The DLC adds roughly 20 hours of gameplay — close to the length of the base game — alongside new mechanics including terraforming, an underground base, and a cryosleep aging system where your crew actually grows older while Jan hibernates. The scope is closer to a standalone follow-up than a content pack.

The Alters: Last Variable — new terraforming mechanics and an underground base expand the base game's survival systems.
What reviewers are saying
Praise centres on the mid-game, where the narrative and new mechanics click together in the same quietly unsettling way that made The Alters stand out.

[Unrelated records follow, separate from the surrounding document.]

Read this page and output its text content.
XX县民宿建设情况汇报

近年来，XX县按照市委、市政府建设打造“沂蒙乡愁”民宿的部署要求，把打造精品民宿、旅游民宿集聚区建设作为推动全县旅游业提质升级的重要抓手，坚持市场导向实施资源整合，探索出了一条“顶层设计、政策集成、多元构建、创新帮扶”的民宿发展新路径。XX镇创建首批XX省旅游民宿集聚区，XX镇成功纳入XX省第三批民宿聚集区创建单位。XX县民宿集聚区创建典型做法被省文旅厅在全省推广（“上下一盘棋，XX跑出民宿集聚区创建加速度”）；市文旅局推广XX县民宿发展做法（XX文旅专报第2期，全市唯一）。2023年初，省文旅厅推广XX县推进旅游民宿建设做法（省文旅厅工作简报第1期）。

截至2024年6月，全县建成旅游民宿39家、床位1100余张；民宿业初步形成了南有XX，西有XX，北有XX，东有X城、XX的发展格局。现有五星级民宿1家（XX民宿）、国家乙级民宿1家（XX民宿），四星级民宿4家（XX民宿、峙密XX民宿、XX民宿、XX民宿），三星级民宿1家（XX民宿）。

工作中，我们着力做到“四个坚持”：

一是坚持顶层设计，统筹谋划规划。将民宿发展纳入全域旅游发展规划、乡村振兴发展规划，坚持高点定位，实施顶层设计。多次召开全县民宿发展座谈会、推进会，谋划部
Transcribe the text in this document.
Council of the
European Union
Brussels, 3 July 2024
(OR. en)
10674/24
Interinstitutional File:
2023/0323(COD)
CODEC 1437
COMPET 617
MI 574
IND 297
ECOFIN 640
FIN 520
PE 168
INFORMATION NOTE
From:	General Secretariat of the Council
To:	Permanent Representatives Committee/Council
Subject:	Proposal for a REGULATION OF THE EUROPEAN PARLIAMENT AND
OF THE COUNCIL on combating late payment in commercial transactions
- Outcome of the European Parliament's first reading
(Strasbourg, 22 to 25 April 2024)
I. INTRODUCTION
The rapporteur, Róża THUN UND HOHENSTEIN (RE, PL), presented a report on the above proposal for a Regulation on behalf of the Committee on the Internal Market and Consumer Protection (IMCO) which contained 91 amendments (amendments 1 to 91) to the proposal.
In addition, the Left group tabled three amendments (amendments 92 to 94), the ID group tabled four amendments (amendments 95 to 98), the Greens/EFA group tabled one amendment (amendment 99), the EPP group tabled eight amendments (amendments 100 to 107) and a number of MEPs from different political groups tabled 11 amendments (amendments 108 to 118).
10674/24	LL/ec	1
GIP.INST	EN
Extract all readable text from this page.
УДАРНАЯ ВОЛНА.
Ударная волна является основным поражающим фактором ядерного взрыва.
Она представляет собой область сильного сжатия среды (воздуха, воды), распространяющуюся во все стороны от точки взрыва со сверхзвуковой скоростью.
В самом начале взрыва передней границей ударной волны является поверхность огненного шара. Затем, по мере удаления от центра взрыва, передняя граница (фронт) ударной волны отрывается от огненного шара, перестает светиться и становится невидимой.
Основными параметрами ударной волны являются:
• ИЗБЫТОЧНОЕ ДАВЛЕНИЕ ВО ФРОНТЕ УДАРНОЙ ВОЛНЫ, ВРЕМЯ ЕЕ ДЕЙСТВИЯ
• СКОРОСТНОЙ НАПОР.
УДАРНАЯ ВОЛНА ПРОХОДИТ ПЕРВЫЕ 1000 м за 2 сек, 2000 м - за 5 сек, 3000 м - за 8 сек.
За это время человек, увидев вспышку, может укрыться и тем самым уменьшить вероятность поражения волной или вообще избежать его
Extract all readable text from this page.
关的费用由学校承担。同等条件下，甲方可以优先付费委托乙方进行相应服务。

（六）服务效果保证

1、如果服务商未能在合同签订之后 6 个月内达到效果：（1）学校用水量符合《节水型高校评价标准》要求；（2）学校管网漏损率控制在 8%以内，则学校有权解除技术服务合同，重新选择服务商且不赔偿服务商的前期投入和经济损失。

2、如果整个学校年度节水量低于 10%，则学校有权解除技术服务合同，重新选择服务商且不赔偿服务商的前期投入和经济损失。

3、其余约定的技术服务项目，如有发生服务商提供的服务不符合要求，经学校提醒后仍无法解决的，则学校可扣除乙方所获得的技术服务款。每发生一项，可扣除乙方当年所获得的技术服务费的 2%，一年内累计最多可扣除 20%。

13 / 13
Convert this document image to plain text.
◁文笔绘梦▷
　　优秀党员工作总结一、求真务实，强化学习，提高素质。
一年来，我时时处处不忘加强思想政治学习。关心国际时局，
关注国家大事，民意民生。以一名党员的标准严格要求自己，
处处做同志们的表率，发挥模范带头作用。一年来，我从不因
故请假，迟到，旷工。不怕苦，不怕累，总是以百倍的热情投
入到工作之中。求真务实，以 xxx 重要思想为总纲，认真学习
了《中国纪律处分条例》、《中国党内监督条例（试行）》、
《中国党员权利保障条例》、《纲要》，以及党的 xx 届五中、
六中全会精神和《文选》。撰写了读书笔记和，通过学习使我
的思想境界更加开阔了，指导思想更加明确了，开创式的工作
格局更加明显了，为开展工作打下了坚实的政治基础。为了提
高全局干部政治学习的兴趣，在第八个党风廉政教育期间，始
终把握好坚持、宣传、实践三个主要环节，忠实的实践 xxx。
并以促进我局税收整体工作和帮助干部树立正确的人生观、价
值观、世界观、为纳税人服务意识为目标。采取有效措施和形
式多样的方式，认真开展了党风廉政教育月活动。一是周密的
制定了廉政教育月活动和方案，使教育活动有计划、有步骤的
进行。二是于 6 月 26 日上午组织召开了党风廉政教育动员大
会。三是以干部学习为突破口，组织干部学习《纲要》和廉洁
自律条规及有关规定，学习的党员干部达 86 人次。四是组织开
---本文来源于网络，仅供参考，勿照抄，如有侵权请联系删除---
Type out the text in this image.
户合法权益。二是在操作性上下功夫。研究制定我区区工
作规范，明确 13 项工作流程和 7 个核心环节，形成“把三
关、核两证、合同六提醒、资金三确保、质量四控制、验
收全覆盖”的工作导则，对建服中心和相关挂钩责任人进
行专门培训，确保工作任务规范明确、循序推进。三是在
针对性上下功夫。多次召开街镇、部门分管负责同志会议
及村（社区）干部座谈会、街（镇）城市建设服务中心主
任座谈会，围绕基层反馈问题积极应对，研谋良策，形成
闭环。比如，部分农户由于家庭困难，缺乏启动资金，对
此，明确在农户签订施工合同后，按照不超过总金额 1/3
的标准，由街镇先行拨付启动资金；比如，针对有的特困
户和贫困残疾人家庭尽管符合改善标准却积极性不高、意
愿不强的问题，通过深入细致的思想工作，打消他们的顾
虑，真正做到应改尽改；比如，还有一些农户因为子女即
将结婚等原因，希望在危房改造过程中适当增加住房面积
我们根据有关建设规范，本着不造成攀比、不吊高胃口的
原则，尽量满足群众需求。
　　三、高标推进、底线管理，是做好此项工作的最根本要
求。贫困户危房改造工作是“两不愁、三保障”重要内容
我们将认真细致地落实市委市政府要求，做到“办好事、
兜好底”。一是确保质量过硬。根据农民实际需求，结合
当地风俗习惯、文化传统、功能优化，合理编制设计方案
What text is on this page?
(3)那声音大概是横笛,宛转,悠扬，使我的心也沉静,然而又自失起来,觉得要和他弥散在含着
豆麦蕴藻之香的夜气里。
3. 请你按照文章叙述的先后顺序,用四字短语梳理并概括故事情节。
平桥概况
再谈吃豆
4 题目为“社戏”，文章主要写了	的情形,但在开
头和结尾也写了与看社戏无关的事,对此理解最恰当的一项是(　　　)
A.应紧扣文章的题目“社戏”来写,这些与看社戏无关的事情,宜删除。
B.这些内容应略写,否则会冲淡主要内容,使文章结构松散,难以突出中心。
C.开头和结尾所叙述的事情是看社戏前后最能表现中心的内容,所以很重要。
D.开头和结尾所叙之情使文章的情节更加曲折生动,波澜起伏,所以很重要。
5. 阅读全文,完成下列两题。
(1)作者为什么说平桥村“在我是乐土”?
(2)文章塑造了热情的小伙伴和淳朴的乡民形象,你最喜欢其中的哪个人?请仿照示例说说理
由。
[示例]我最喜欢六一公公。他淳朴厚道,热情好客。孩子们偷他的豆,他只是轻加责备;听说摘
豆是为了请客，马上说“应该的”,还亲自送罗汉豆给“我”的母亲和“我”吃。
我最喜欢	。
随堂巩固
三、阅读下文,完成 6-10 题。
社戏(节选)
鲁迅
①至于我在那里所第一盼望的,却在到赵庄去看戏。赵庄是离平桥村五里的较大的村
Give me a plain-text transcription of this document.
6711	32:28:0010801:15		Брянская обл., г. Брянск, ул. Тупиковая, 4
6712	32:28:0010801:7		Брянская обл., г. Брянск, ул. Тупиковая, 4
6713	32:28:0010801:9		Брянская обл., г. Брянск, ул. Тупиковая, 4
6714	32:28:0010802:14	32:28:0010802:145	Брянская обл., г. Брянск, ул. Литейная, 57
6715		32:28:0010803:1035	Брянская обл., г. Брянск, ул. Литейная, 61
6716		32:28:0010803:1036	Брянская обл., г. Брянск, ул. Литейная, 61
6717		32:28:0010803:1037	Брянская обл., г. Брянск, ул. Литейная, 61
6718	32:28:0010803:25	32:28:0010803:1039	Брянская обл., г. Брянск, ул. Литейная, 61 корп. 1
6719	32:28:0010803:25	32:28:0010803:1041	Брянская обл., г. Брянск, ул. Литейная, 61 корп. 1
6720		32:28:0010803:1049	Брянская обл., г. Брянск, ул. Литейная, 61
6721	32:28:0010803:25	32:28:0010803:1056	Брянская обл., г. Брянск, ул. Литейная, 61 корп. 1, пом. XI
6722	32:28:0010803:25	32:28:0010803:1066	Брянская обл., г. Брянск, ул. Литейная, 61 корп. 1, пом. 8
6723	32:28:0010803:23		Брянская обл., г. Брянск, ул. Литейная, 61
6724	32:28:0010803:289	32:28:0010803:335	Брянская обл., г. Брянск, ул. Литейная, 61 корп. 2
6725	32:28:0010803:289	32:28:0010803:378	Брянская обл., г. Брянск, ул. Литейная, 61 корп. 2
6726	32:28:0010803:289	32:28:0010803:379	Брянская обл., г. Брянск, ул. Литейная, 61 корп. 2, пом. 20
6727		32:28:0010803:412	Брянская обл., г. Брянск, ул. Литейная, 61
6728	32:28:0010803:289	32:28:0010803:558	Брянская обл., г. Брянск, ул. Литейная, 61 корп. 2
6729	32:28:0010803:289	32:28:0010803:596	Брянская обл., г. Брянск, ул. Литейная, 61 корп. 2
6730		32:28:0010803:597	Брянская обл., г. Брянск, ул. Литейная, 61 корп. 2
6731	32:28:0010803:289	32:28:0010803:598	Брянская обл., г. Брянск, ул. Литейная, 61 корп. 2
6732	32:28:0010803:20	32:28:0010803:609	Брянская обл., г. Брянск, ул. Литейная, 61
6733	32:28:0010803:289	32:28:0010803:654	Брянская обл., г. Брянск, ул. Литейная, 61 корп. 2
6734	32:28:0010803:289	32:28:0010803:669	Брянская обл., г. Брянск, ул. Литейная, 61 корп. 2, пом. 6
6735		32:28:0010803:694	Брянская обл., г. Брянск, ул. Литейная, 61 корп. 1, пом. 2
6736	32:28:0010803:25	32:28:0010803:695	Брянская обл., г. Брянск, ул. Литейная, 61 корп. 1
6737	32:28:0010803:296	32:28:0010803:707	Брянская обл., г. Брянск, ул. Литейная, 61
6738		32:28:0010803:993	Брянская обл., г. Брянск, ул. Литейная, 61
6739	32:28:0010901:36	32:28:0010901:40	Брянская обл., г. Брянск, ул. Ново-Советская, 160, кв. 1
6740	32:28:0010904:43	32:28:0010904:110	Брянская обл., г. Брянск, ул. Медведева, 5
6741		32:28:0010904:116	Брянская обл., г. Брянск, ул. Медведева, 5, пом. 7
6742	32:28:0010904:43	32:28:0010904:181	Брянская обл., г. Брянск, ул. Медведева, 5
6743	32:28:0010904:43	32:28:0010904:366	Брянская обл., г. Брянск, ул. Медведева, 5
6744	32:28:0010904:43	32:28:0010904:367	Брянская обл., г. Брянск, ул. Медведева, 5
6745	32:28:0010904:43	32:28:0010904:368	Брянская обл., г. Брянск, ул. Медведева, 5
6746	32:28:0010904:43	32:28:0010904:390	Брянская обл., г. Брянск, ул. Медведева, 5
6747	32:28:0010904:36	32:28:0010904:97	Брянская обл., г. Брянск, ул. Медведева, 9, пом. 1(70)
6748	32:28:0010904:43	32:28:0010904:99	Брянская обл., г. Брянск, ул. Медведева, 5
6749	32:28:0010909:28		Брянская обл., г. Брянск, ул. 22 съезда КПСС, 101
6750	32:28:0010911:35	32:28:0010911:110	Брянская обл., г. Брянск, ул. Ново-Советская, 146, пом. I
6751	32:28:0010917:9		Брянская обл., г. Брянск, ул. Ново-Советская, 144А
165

Base game credentials are strong: it won the DICE Award for Strategy/Simulation Game of the Year and earned a BAFTA nomination for Best Narrative.
The complaints are familiar territory for an expansion this ambitious. Some reviewers report minor technical issues — characters clipping into geometry, occasional frame-rate dips in the more detailed environments — though nothing game-breaking. More divisive is the ending. Both available conclusions reportedly leave key story threads unresolved, which has frustrated players who expected the philosophical payoff the base game promised.
At $19.99, this is premium pricing for a single narrative path, and players who haven't finished the base game's Jan Scientist route won't get much out of jumping in here. For those who have, per TechTimes, it delivers the same strange, morally loaded survival gameplay that earned The Alters its audience — ending frustrations and all.